Inwardly, I would grimace, groan, sigh, beat myself up over my impatience, short fuse, lack of tact, absence of tenderness and careless use of threats where a little cajoling and firm negotiation would have worked just as well.
Mental notes are jotted down: Faith, seven, and Sarah, four, are not necessarily obstinate or oblivious to instructions.
They are just like many young children - when engrossed in play, they lose the tenuous grip they have on the concept of time and will take forever just to brush their teeth, get dressed and head out of the house.
There's no need to raise my voice at them in exasperation.
Another note: Kids are often messy and will touch their heads, noses, ears, legs - anything! - when their hands are greasy from eating pizza. Live with it and be quick with the wet wipes. There's no need to freak out.
When Faith and Sarah wake up the next morning, I would apologise to them for my less-than-ideal behaviour.
So, yes, I work hard at being daddy to my girls, even if I don't have the inclination to read parenting books.
It comes naturally to me, this desire to do better with Faith and Sarah. Which is highly unusual for me because perseverance has never been one of my strong suits.

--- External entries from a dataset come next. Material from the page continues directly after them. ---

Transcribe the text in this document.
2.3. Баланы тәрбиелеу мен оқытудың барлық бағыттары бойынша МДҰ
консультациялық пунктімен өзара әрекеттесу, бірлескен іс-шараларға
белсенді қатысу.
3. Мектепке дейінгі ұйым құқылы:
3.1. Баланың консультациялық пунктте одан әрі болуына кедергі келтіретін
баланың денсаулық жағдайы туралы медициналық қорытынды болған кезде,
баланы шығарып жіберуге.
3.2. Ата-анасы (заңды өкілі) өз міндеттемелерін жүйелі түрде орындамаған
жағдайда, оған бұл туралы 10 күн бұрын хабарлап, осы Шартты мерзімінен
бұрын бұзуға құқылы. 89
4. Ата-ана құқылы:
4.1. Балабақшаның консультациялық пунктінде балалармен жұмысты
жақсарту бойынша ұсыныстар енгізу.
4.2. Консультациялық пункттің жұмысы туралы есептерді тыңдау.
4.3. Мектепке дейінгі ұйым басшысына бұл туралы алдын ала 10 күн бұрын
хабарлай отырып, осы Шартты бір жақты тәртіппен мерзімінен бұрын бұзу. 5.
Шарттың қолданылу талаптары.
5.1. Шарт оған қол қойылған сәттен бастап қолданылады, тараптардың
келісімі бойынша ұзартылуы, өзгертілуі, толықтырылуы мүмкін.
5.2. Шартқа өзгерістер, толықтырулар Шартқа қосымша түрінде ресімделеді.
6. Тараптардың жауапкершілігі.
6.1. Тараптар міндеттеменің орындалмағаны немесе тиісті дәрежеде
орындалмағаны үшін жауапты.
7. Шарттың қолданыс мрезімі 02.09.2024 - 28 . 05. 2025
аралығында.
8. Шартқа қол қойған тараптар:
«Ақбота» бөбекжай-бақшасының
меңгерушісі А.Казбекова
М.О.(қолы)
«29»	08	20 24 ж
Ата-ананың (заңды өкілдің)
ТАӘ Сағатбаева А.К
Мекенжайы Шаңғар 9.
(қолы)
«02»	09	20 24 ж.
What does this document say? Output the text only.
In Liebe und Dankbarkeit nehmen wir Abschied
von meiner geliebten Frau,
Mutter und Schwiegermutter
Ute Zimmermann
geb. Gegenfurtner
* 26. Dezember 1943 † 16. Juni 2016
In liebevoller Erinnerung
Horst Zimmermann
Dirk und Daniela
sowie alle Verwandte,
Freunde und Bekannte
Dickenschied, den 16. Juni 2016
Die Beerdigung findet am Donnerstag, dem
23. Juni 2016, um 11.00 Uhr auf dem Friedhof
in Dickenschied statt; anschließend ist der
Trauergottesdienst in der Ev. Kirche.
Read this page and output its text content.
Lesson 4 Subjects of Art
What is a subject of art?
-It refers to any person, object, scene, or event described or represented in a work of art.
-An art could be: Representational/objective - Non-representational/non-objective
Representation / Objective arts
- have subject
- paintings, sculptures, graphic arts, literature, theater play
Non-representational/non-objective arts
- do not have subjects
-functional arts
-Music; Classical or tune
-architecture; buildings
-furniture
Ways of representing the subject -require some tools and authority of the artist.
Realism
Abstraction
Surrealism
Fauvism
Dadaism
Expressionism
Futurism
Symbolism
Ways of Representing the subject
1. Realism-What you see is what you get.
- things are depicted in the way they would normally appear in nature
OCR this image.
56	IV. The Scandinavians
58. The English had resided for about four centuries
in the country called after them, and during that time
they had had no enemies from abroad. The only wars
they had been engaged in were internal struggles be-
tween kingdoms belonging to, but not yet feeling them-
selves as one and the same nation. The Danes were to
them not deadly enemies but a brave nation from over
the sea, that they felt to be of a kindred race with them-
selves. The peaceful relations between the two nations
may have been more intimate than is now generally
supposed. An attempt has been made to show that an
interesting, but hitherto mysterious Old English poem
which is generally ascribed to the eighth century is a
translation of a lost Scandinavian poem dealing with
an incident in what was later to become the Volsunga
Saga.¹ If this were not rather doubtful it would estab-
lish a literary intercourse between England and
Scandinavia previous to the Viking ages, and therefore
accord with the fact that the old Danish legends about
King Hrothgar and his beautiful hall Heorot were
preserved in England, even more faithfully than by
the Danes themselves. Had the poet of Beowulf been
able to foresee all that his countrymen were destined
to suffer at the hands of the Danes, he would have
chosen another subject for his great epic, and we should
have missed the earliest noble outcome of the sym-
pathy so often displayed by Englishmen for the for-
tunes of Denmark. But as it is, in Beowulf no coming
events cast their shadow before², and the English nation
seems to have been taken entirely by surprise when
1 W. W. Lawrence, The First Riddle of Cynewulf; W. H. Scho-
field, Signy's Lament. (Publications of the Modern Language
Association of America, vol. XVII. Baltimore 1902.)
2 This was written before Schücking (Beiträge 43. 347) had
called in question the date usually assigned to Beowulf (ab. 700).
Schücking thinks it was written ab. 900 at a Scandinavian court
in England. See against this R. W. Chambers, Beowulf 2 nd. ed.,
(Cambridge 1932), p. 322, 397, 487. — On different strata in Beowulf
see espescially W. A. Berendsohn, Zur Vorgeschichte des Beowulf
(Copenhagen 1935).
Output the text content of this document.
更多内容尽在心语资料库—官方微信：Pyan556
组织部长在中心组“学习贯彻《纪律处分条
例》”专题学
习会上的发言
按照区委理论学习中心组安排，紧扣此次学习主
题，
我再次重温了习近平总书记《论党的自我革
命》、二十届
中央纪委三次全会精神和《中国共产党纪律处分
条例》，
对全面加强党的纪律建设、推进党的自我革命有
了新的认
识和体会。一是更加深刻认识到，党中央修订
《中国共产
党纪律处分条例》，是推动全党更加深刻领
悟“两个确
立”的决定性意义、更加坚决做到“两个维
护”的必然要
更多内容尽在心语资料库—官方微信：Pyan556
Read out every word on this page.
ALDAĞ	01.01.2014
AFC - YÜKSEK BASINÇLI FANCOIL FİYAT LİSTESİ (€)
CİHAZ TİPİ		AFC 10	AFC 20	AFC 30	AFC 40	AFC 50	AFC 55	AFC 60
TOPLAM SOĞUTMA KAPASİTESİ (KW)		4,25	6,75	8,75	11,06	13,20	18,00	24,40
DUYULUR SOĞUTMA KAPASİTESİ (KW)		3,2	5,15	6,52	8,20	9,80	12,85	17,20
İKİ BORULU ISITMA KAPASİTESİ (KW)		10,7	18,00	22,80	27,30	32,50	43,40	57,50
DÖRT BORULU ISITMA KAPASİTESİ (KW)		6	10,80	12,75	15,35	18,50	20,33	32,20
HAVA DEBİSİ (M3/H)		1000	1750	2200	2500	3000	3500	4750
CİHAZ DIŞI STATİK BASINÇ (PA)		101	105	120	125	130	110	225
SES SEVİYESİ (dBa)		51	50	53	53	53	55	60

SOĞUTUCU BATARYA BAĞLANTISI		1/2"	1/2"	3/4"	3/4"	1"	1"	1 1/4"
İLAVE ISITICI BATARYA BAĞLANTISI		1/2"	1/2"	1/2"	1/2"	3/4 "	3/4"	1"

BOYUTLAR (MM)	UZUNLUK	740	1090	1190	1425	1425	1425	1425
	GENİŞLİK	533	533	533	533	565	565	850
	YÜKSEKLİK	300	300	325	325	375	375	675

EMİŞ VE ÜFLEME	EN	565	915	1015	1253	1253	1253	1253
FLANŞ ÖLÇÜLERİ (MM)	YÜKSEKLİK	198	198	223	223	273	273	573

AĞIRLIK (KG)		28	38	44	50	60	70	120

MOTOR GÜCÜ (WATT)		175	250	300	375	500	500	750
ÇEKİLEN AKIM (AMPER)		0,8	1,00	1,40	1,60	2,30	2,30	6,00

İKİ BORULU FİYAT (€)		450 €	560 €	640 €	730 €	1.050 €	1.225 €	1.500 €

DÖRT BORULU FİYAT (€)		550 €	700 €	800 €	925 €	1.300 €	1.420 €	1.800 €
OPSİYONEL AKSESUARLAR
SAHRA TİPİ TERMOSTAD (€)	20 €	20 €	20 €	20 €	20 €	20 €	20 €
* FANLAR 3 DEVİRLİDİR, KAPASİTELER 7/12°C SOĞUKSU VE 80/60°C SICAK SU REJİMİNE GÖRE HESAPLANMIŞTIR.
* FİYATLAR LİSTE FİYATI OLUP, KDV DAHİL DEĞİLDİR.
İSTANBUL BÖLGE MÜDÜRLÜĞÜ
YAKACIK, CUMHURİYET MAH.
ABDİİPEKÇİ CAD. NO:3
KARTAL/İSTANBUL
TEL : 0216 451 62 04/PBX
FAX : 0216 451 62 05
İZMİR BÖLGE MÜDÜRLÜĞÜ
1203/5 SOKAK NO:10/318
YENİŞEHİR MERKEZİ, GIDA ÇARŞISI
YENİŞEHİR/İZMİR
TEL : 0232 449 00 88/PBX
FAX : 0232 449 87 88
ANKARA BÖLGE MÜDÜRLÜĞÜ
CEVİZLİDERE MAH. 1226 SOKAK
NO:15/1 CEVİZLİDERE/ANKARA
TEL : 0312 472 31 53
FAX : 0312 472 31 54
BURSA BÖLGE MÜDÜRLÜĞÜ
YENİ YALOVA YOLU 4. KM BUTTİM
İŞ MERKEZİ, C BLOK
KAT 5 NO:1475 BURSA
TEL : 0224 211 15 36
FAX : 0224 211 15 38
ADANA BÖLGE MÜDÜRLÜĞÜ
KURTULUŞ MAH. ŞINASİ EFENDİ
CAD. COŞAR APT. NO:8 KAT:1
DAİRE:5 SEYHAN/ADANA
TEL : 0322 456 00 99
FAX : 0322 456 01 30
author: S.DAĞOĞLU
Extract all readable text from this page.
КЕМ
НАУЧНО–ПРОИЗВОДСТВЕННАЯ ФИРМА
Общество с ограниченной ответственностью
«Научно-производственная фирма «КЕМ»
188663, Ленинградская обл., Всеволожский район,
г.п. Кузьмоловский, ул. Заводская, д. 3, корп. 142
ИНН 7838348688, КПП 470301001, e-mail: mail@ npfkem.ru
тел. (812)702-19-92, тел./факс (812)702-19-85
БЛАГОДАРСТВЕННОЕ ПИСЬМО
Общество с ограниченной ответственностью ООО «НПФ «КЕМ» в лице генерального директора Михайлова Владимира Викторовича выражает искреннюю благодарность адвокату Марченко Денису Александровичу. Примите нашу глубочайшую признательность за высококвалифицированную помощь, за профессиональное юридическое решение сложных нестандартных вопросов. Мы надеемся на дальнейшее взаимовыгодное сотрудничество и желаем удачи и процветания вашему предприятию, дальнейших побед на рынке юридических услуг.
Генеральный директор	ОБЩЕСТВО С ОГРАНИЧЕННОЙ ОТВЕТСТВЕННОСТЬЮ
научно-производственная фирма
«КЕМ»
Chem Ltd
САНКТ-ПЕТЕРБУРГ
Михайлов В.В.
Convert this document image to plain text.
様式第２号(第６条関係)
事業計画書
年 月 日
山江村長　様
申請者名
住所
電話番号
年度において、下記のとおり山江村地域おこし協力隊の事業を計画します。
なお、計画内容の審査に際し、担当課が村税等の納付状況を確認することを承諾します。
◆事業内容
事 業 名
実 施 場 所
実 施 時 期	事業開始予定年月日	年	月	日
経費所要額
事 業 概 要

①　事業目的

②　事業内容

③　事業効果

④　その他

All my life pre-fatherhood, I've taken the path of least resistance, although "take" is too proactive a verb - I mostly allow myself to slide through life, at school, at work and in my family.
So, I tell my wife, half in jest, that being a father is my calling in life, for I've never enjoyed anything more. It's like how some children, when asked what they want to be when they grow up, reply "Mummy".
Forget astronaut, doctor, lawyer, entrepreneur, champion athlete, rock star - I love being daddy. And yet I never felt this way until Faith was born, followed by Sarah.
In all seriousness, my wife agrees with me that fatherhood is my calling, not least because I'm certainly a better father than I am a husband.
Make no mistake, I love my wife very much. In fact, I love and treat her as myself.
Therein lies the problem: Because I take it that we are one flesh, as the Bible expresses it, I do not tolerate behaviour different from mine.
It's terrible of me, of course, and I do angst about it, but not to the same extent that I feel wretched about my Big Bad Daddy acts.
My unsound reasoning goes like this: Faith and Sarah, being young, are far more vulnerable than their mummy.